I hope that all of you had a great weekend. Mine was a bit rough as I am still dealing with this ear infection. So with that in mind… or more literally throbbing in my head, we experienced a low key and quiet couple of days. In many respects Saturday was one of those few days that I would just as soon forget! I would consider myself a pretty “up” person and it takes a lot for me to get “down”. But by Saturday afternoon the pain on the left side of my head was getting old, my strength was zapped and Piper was having a weak day that really stretched my patience (not with her mind you, but with me!).
Then as I was preparing lunch everything fell apart. Since it hurt to chew I had warmed up some soup for my lunch. As I was pouring the soup from the container I heated it up in to a bowl, the container slipped out of my hand, plopped into the bowl and sent hot soup all over the counter, the stove and the floor! Miraculously it missed me! Needless to say I was NOT a happy camper! Cleaning up the mess all around me did not look like fun, and as I was about to lose it, the Lord quickly intervened and helped me to praise Him instead of the devil’s ability to ruin my day!
Okay, so between the dog and I we got everything wiped up (or in Mandie’s case… licked up!). With the final swipe of the sponge I wheeled around to the sink and in doing so knocked over a tall Mother’s Day mug that the kids had given Piper many years ago that I had been using as a container to hold any silverware I rinsed off during the day. Well, you guessed it… it went flying through the air with the greatest of ease, the silverware like projectiles shot off in all directions and the ceramic cup landed in pieces across the floor!

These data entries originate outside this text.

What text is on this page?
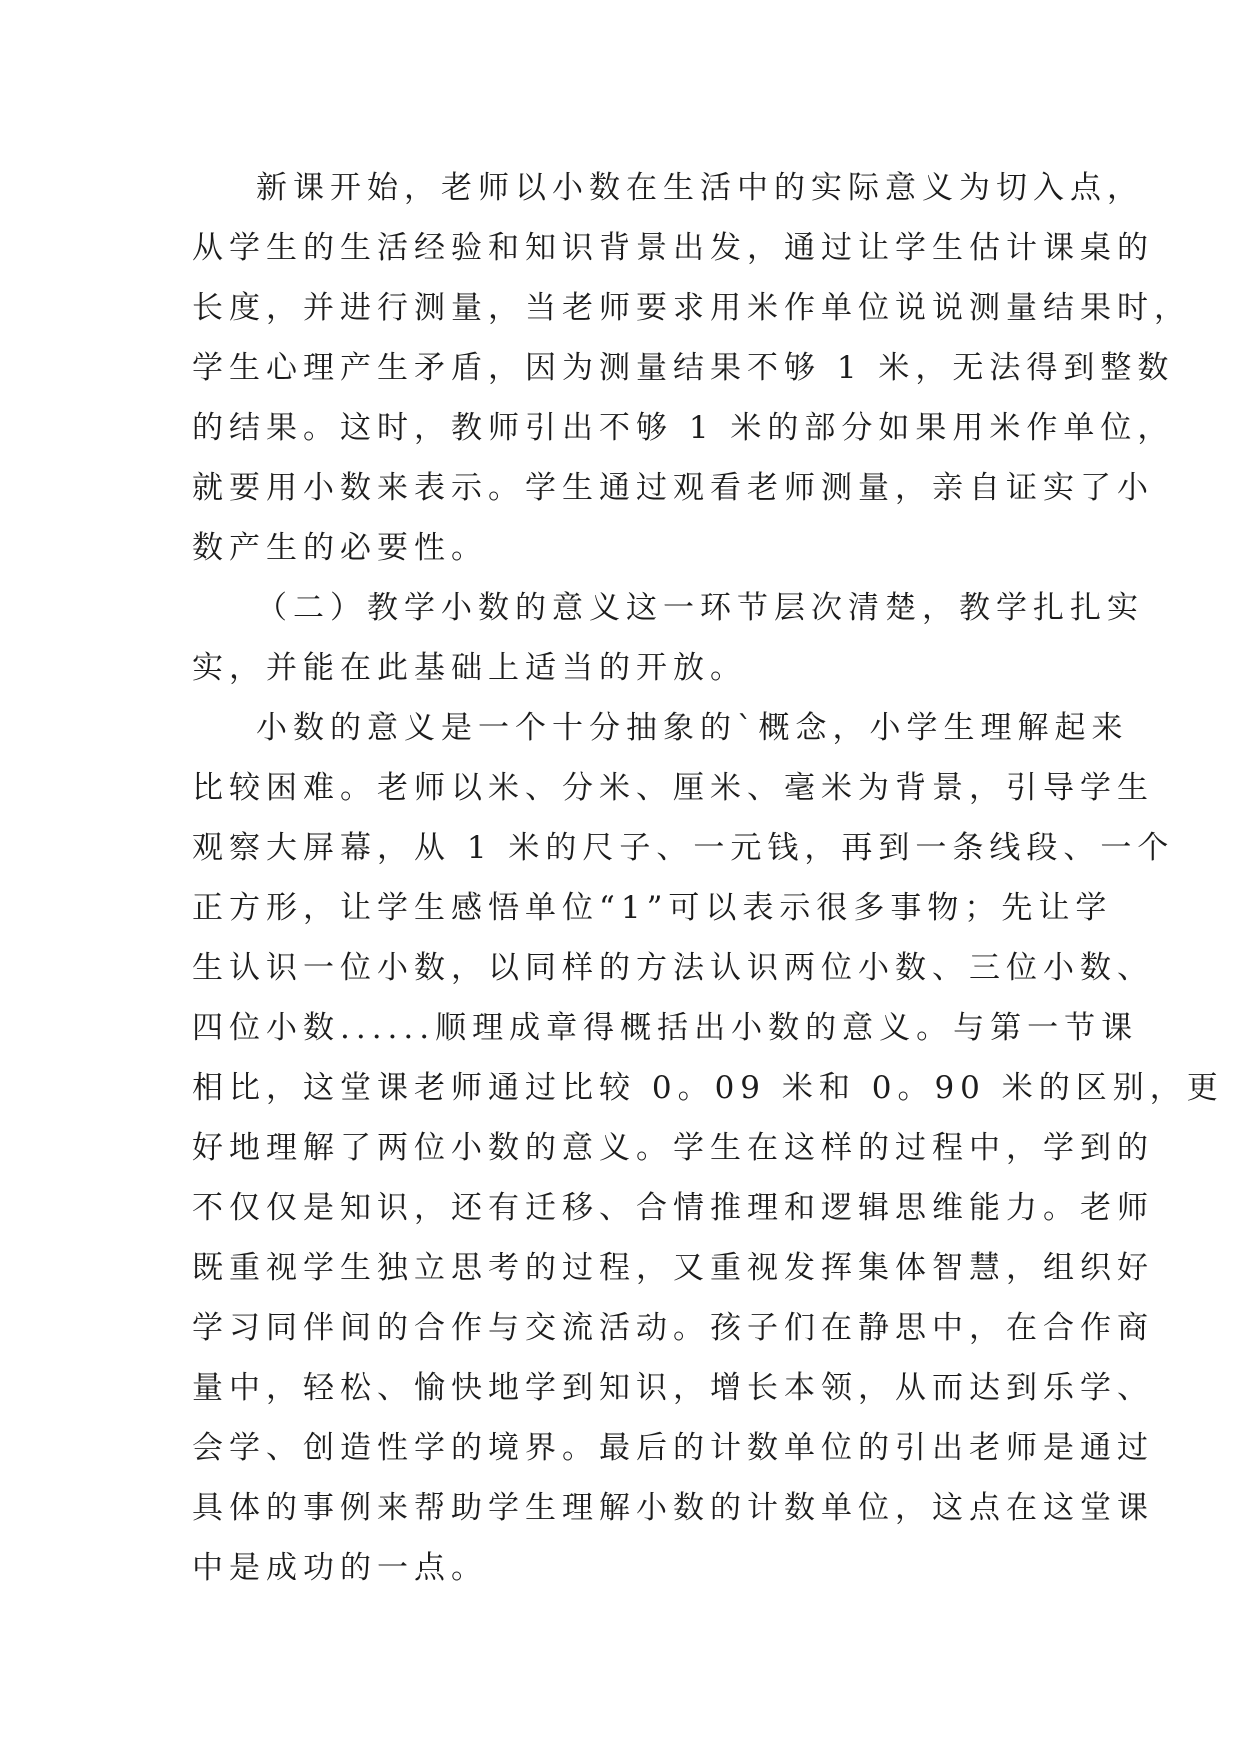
新课开始，老师以小数在生活中的实际意义为切入点，
从学生的生活经验和知识背景出发，通过让学生估计课桌的
长度，并进行测量，当老师要求用米作单位说说测量结果时，
学生心理产生矛盾，因为测量结果不够 1 米，无法得到整数
的结果。这时，教师引出不够 1 米的部分如果用米作单位，
就要用小数来表示。学生通过观看老师测量，亲自证实了小
数产生的必要性。
（二）教学小数的意义这一环节层次清楚，教学扎扎实
实，并能在此基础上适当的开放。
小数的意义是一个十分抽象的`概念，小学生理解起来
比较困难。老师以米、分米、厘米、毫米为背景，引导学生
观察大屏幕，从 1 米的尺子、一元钱，再到一条线段、一个
正方形，让学生感悟单位“1”可以表示很多事物；先让学
生认识一位小数，以同样的方法认识两位小数、三位小数、
四位小数......顺理成章得概括出小数的意义。与第一节课
相比，这堂课老师通过比较 0。09 米和 0。90 米的区别，更
好地理解了两位小数的意义。学生在这样的过程中，学到的
不仅仅是知识，还有迁移、合情推理和逻辑思维能力。老师
既重视学生独立思考的过程，又重视发挥集体智慧，组织好
学习同伴间的合作与交流活动。孩子们在静思中，在合作商
量中，轻松、愉快地学到知识，增长本领，从而达到乐学、
会学、创造性学的境界。最后的计数单位的引出老师是通过
具体的事例来帮助学生理解小数的计数单位，这点在这堂课
中是成功的一点。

And yes… that did it! In total frustration I squatted down on the floor, put my head in my hands and screamed, “Oh God HELP ME!” And you know what? He did! As I sat there trembling for a few moments I slowly felt a distant peace begin to prevail in my being. I’m not implying that I had an immediate sense of calmness and well-being, but a quiet peace began to enter into our kitchen. After a while I opened my eyes and had to crack a smile as my wife was staring at me with eyes as big as saucers, and I think that there was even a little glint of a smile in them. It was as if she was trying to do what she always would do in a heated situation like that and begin to sing the simple little ditty she had written for our children’s ministry many years ago,
♫ “Praise, praise, praise… praise the Lord!
Praise, praise, praise… praise the Lord!
Praise, praise, praise, I will praise the Lord,
Praise – the – Lord!” ♪
So once again, even if she couldn’t verbally or physically lend me a sweet little hand, her spirit stood strong and raised me up (literally!) from my depth of despair and got me back on track!
And what does all this go to show? To me it is the simple fact that I have learned over the last five or six years… that the LOVE OF GOD is all that matters! No matter what happens, no matter how awful you may feel, no matter how awful someone may be to you… the best medicine is always God’s love! I may not be able to always control what happens to me, or how people think or act toward me, but I can control how I act or think in any situation, under any persecution… and I choose Godly love!
My personal response of love honors Him. An opposite response of anger, nasty words and actions or even just giving up honors the one who caused the problem in the first place! AND “as for me and my house, we will (do our best) to serve (and honor) the Lord!” (Joshua 24:15 KJV – parenthesis mine)
How will you respond? Have a great week. Stay in tune to His Word, and keep asking yourself… “What or Whom am I expecting (to serve) today?”